QuadPort does cost, as you overlay two dual ports to emulate that - but provided it is kept small, there could be a place for N-port message memory.
Meanwhile, FPGA's are getting ever-cheaper and there is a place for more modest, FPGA achievable targets.
Given current price-curves, I can see a place for a Prop1 and a P1V on a small module.
Such a module could even migrate to P2 with relative ease, when that becomes a disti-part-code.
What is a waste is the criticism of posting the ideas - it just wastes thread space where objective discussion of the ideas can be lost in the quagmire. So, instead of wasting time criticising each other, how about you "remain silent" or discuss the idea. Sometimes brilliant alternatives come out of ideas.
The concept of sharing "some" of the hub ram with some "cogs" seems like a good objective. However, making the hub totally 2-port memory wastes a lot of silicon which reduces the amount of hub available.

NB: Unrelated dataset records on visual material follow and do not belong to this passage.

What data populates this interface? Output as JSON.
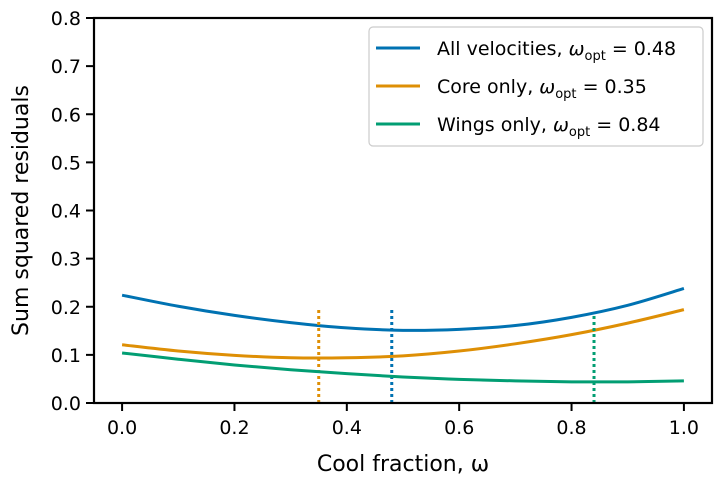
{
  "chart_data": {
    "type": "line",
    "xlabel": "Cool fraction, ω",
    "ylabel": "Sum squared residuals",
    "xlim": [
      -0.05,
      1.05
    ],
    "ylim": [
      0.0,
      0.8
    ],
    "xticks": [
      "0.0",
      "0.2",
      "0.4",
      "0.6",
      "0.8",
      "1.0"
    ],
    "yticks": [
      "0.0",
      "0.1",
      "0.2",
      "0.3",
      "0.4",
      "0.5",
      "0.6",
      "0.7",
      "0.8"
    ],
    "grid": false,
    "legend_position": "top-right",
    "x": [
      0.0,
      0.1,
      0.2,
      0.3,
      0.4,
      0.5,
      0.6,
      0.7,
      0.8,
      0.9,
      1.0
    ],
    "series": [
      {
        "name": "All velocities",
        "opt_label": "0.48",
        "color": "#0072b2",
        "values": [
          0.224,
          0.201,
          0.182,
          0.167,
          0.156,
          0.151,
          0.153,
          0.161,
          0.178,
          0.203,
          0.238
        ],
        "optimum": 0.48,
        "marker_top": 0.197
      },
      {
        "name": "Core only",
        "opt_label": "0.35",
        "color": "#de8f05",
        "values": [
          0.121,
          0.108,
          0.099,
          0.094,
          0.094,
          0.098,
          0.108,
          0.123,
          0.142,
          0.166,
          0.194
        ],
        "optimum": 0.35,
        "marker_top": 0.197
      },
      {
        "name": "Wings only",
        "opt_label": "0.84",
        "color": "#029e73",
        "values": [
          0.104,
          0.091,
          0.079,
          0.069,
          0.061,
          0.054,
          0.049,
          0.046,
          0.044,
          0.044,
          0.046
        ],
        "optimum": 0.84,
        "marker_top": 0.187
      }
    ]
  }
}
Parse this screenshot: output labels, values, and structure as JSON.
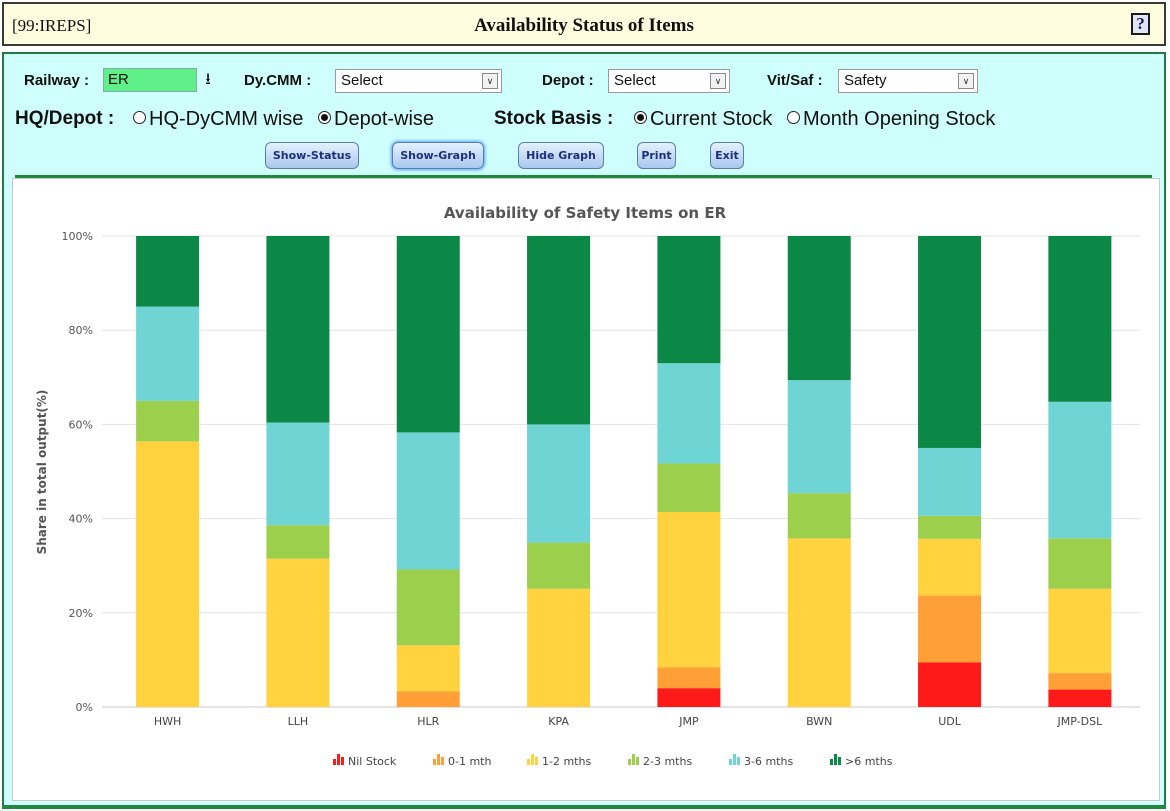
{
  "window": {
    "code": "[99:IREPS]",
    "title": "Availability Status of Items",
    "help_icon": "?"
  },
  "filters": {
    "railway_label": "Railway :",
    "railway_value": "ER",
    "dycmm_label": "Dy.CMM :",
    "dycmm_value": "Select",
    "depot_label": "Depot :",
    "depot_value": "Select",
    "vitsaf_label": "Vit/Saf :",
    "vitsaf_value": "Safety"
  },
  "options": {
    "hq_depot_label": "HQ/Depot :",
    "hq_dycmm_option": "HQ-DyCMM wise",
    "depot_wise_option": "Depot-wise",
    "stock_basis_label": "Stock Basis :",
    "current_stock_option": "Current Stock",
    "month_opening_option": "Month Opening Stock"
  },
  "buttons": {
    "show_status": "Show-Status",
    "show_graph": "Show-Graph",
    "hide_graph": "Hide Graph",
    "print": "Print",
    "exit": "Exit"
  },
  "colors": {
    "nil": "#ff1a1a",
    "m01": "#ff9f35",
    "m12": "#ffd23e",
    "m23": "#9ccf4c",
    "m36": "#6fd4d4",
    "m6p": "#0b8746"
  },
  "chart_data": {
    "type": "bar",
    "stacked": true,
    "title": "Availability of Safety Items on ER",
    "ylabel": "Share in total output(%)",
    "xlabel": "",
    "ylim": [
      0,
      100
    ],
    "yticks": [
      "0%",
      "20%",
      "40%",
      "60%",
      "80%",
      "100%"
    ],
    "grid": true,
    "legend_position": "bottom",
    "categories": [
      "HWH",
      "LLH",
      "HLR",
      "KPA",
      "JMP",
      "BWN",
      "UDL",
      "JMP-DSL"
    ],
    "series": [
      {
        "name": "Nil Stock",
        "color": "#ff1a1a",
        "values": [
          0,
          0,
          0,
          0,
          4,
          0,
          9.5,
          3.7
        ]
      },
      {
        "name": "0-1 mth",
        "color": "#ff9f35",
        "values": [
          0,
          0,
          3.3,
          0,
          4.4,
          0,
          14.2,
          3.5
        ]
      },
      {
        "name": "1-2 mths",
        "color": "#ffd23e",
        "values": [
          56.4,
          31.5,
          9.8,
          25.1,
          33,
          35.8,
          12,
          17.9
        ]
      },
      {
        "name": "2-3 mths",
        "color": "#9ccf4c",
        "values": [
          8.6,
          7.1,
          16.1,
          9.8,
          10.3,
          9.6,
          4.9,
          10.7
        ]
      },
      {
        "name": "3-6 mths",
        "color": "#6fd4d4",
        "values": [
          20,
          21.8,
          29.1,
          25.1,
          21.3,
          24,
          14.4,
          29
        ]
      },
      {
        "name": ">6 mths",
        "color": "#0b8746",
        "values": [
          15,
          39.6,
          41.7,
          40,
          27,
          30.6,
          45,
          35.2
        ]
      }
    ]
  }
}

But the concept of having larger cog space is music to my ears, especially if some of this is shared with hub ram. Accessing extended cog space is easy enough with just a couple of extra instructions (I have shown this before). Basically it is simpler than hubexec, but would flow on from hubexec easily.
However, I don't want to see less cogs on a P1. So what about some alternatives...
One big P1 improvement would be to have 1-clock hub access - immediately doubles hub performance to 1:8 instead of 1:16
How about a P1 with...
* MUL and perhaps DIV
* Video only on 2 cogs (seems a waste of silicon on all cogs)
* A simple serial (not a uart, just a shifter in and a shifter out, clocked by counter or by external pin) on 6 cogs (replacing the video)
* Simple hubexec that also works for extended cog ram
* 4x 2KB or 4KB RAM blocks shared between adjacent pairs of cogs (as extended cog space) with option for
-- dedicated to either cog only at full speed
-- shared by both cogs at half speed (ie 1:2 clock access round-robbin for deterministic use)
* 64KB minimum hub RAM (more preferred), single clock (1:8 access)
* ROM code sufficient to boot a cog (ie no ROM SIN/LOG/FONT tables as in orginal P1 - these can be softloaded, as can SPIN)
The limit to COGS in a FPGA is financial - you can buy 8 COGS now in a P1 for under $1/COG
Many of that laundry list is in the latest P1V's with conditional builds, and there is a lot 'Natural resource' that comes for free in modern small FPGAs.
MUL is one example, PLLs is another.
Dual port memory is also free, so "shared by both cogs at half speed (ie 1:2 clock access round-robbin for deterministic use)" may not be needed.
I like the idea of a Indirect-with-wait * approach to all the memory areas, then local COG memory has no added waits, COG-COG / Local Array memory likely has no added waits either, HUB access would be hub-slot paced, (new 1:8?) and off-chip access to QuadSPI (x1 or x2) can be HW managed to ~1-2 dozen clocks random access, & less with natural support for block moves.
Indirect-with-wait would likely be a 2 cycle opcode (min), as it needs to decode and read the index, then do the fetch.
* I detailed the possible (almost free) bit-level mapping of a @ Rn with ++/-- options here - via the upper 4 bits currently unused in FPGAs.
http://forums.parallax.com/showthread.php/160278-The-need-for-CTRx-addressable-registers?p=1321602&viewfull=1#post1321602
We had a lot of discussion on the implications of that which has yet to play out.
I know the P2 includes or is set to include fifo, etc... Maybe that renders just the egg beater a waste of time.
It would be compelling to write some P1 code to better understand what it means.
There are likely to be quite a few 'other changes' to get that working.
Such a design works best when the burst nature of the HW can be tapped, but with a 4 cycle opcode, and no auto-inc, the core is a lot slower than the rotating LSB selector. - so much slower, that just moving from 16:1 to 8:1 HUB is likely to be more useful a change.
Video, via a optional CLUT, was one use that did use the full bandwidth of rotating LSB selector, but even that needed a local FIFO for clock rate smoothing.